One of the takeaways I’d like to focus on that I probably have brought up implicitly is to notice and think more about mental versus bodily learning. For example, while you can watch infinity Photoshop tutorials (that is to say, you can absorb the information mentally), your confidence and “efficacy” in that program will come from actually using the problem, and adapting tutorials for arbitrary creative situations (using your body). In the context of this week, in terms of your response and just, being a human, think about what you can now do, what your body “allows” you to do and your honesty with yourself about your mental state and how you can change it (if that’s what you want to do).

To give more context, I’ve had creative “blocks” before that were caused by mental health, but also just straight up being out of ideas (not that I’m not saying “inspiration” here). I have enough experience with those times to have faith that I will figure it out, have new ideas, make more stuff.
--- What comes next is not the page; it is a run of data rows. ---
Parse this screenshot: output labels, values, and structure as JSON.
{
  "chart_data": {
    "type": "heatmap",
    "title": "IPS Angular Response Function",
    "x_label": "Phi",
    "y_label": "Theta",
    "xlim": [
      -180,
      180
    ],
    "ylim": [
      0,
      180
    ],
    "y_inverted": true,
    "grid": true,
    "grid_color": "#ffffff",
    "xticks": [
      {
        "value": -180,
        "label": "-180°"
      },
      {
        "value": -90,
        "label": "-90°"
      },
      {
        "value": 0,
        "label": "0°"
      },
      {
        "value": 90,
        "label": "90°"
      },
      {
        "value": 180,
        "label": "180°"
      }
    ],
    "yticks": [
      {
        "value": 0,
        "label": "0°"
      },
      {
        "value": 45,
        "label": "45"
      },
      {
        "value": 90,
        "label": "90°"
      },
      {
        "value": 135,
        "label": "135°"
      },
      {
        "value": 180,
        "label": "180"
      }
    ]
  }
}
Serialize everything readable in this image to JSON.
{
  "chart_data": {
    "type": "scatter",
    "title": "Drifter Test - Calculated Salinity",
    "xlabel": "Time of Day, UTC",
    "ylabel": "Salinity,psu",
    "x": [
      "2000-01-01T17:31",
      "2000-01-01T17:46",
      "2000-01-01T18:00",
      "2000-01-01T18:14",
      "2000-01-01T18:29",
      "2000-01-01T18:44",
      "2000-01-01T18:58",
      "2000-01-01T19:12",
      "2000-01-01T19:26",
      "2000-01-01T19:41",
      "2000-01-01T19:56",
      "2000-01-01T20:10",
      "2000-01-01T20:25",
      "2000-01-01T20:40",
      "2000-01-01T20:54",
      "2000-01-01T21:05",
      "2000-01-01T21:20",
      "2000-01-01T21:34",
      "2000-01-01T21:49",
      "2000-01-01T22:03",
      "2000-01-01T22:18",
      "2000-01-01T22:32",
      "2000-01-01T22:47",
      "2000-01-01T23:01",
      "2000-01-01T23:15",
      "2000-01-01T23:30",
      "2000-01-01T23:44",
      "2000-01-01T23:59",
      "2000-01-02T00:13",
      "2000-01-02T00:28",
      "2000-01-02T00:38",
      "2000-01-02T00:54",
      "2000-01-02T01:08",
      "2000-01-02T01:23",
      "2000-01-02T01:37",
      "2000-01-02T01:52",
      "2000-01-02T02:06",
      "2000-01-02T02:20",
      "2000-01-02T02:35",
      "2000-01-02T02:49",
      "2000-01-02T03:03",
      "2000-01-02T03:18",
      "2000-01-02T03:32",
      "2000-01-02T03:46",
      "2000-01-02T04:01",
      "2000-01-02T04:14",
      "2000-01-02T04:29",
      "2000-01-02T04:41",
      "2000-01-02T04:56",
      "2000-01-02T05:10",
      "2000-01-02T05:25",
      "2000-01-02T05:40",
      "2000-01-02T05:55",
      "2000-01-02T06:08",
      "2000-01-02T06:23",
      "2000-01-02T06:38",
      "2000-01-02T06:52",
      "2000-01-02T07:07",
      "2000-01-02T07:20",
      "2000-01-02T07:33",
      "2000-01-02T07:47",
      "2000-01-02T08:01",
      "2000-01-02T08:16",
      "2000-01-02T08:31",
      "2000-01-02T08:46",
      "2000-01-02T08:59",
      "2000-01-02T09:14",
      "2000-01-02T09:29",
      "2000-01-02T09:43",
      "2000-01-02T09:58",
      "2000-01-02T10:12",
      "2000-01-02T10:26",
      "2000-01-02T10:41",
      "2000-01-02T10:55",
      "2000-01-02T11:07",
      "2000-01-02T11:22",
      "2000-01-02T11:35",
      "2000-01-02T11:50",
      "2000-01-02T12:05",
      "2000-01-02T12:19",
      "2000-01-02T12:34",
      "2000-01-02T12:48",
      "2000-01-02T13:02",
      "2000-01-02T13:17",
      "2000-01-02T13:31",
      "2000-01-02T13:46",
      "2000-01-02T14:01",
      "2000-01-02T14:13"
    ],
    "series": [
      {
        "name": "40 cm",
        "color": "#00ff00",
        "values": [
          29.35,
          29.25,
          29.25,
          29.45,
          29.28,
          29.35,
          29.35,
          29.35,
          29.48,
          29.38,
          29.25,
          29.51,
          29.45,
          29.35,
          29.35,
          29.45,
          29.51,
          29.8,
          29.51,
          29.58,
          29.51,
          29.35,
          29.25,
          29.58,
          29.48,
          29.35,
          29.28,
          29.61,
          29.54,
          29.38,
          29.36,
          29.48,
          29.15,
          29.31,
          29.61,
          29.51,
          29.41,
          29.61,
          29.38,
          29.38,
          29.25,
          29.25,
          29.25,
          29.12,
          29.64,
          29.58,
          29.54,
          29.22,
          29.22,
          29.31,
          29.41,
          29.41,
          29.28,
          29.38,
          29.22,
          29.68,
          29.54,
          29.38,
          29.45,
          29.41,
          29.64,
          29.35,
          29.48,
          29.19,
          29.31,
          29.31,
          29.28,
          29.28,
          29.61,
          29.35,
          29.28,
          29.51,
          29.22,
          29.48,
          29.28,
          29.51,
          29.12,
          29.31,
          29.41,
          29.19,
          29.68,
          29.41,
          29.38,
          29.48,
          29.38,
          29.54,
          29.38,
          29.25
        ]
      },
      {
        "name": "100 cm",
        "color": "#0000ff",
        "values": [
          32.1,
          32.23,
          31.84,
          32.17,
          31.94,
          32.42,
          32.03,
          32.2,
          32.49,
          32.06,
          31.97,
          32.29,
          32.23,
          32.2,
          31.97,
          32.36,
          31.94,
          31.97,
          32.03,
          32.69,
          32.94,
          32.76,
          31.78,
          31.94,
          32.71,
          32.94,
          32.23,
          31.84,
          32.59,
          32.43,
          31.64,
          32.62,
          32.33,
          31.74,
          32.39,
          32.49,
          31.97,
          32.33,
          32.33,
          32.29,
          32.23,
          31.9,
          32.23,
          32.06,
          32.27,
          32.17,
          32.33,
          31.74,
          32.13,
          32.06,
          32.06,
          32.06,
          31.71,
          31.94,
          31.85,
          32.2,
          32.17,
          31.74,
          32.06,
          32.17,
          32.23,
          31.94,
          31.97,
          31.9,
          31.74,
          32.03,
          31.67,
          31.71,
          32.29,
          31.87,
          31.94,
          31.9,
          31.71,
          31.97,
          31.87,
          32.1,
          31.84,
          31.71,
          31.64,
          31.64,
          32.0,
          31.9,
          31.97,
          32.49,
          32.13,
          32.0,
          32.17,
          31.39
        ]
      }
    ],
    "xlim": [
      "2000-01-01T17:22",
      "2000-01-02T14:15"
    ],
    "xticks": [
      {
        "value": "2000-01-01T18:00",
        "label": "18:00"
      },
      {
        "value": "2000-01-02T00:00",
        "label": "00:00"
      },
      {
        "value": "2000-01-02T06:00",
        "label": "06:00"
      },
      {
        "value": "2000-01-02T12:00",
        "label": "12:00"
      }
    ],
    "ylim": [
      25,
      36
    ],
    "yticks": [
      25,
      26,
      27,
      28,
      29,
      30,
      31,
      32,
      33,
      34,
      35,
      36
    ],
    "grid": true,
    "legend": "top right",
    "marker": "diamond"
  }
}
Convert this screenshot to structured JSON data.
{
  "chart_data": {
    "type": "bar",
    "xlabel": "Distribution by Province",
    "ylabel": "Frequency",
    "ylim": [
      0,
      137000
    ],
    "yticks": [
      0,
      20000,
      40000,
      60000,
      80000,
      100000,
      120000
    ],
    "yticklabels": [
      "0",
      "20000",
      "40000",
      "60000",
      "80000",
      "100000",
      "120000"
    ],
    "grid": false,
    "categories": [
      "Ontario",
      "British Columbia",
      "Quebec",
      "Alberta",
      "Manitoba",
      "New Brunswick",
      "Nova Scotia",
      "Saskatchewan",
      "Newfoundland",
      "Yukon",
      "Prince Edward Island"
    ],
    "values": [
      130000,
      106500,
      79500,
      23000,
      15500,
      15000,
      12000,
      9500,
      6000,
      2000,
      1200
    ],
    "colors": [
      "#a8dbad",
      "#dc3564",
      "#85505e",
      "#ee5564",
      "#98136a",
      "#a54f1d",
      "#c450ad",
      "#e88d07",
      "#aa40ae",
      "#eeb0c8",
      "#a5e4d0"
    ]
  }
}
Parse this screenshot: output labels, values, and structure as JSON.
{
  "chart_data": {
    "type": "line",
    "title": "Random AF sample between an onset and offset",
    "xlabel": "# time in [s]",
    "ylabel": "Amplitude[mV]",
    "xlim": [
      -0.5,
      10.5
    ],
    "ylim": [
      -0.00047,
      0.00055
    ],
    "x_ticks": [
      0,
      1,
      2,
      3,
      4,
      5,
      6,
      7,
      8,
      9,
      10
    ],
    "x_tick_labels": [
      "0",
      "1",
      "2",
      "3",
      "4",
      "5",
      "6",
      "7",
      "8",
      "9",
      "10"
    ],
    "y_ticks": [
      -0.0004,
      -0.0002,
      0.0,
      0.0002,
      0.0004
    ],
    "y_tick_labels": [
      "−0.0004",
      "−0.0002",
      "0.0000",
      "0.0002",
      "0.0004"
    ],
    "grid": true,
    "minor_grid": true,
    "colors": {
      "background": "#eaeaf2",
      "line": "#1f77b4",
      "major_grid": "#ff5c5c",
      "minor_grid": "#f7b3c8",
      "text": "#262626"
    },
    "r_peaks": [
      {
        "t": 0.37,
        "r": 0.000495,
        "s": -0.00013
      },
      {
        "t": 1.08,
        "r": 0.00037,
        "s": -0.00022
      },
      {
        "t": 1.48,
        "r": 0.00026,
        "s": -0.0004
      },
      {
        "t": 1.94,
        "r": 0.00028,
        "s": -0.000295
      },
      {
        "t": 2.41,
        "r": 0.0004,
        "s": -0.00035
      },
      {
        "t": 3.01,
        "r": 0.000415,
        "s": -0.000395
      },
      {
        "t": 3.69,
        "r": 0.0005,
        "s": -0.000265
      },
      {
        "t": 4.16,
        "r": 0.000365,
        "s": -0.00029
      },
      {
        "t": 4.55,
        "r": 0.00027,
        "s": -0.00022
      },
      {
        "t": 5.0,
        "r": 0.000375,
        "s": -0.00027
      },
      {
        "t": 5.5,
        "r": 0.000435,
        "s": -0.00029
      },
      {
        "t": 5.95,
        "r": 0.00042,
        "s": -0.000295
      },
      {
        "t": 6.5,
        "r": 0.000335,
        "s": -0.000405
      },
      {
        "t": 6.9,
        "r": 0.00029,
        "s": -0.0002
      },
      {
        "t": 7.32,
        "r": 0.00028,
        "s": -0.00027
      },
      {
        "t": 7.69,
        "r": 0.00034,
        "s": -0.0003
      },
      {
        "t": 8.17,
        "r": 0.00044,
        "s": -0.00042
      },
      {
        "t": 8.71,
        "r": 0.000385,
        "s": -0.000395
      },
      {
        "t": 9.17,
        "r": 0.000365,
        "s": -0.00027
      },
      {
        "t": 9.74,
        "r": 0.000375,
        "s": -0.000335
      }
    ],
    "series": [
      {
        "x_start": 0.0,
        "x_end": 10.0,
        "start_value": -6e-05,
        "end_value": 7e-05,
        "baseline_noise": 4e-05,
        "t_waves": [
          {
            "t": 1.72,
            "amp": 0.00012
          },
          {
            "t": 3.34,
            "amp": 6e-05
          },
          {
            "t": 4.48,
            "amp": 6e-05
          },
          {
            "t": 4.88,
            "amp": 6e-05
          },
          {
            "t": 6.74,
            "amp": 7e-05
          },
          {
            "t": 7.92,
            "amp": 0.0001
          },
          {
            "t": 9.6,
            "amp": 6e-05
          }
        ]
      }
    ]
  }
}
However, to get to that point I have to weather the storm of no ideas, bad ideas, and new growing baby ideas.  

Required readings/viewings


Not required, but additional context

Questions & ideas to ask yourself while reading/viewing these things

  • How does this situation alter my making/practice?
  • Is my personal inclination in this kind of situation to “aikido” a solution out of it? Do I want to stop? What is fruitful and generative about taking the time for self-care/meditation that is not art or design? 
  • It’s both cliché and unhelpful to say this situation is unprecedented. What is similar and different about now and situations like the spread of the influenza in 1918, the financial crisis in 2008, HIV/AIDS in the 1980’s and 1990’s, 2009 Swine flu, the Great Depression? What is my lived experience with or knowledge of any of those contexts?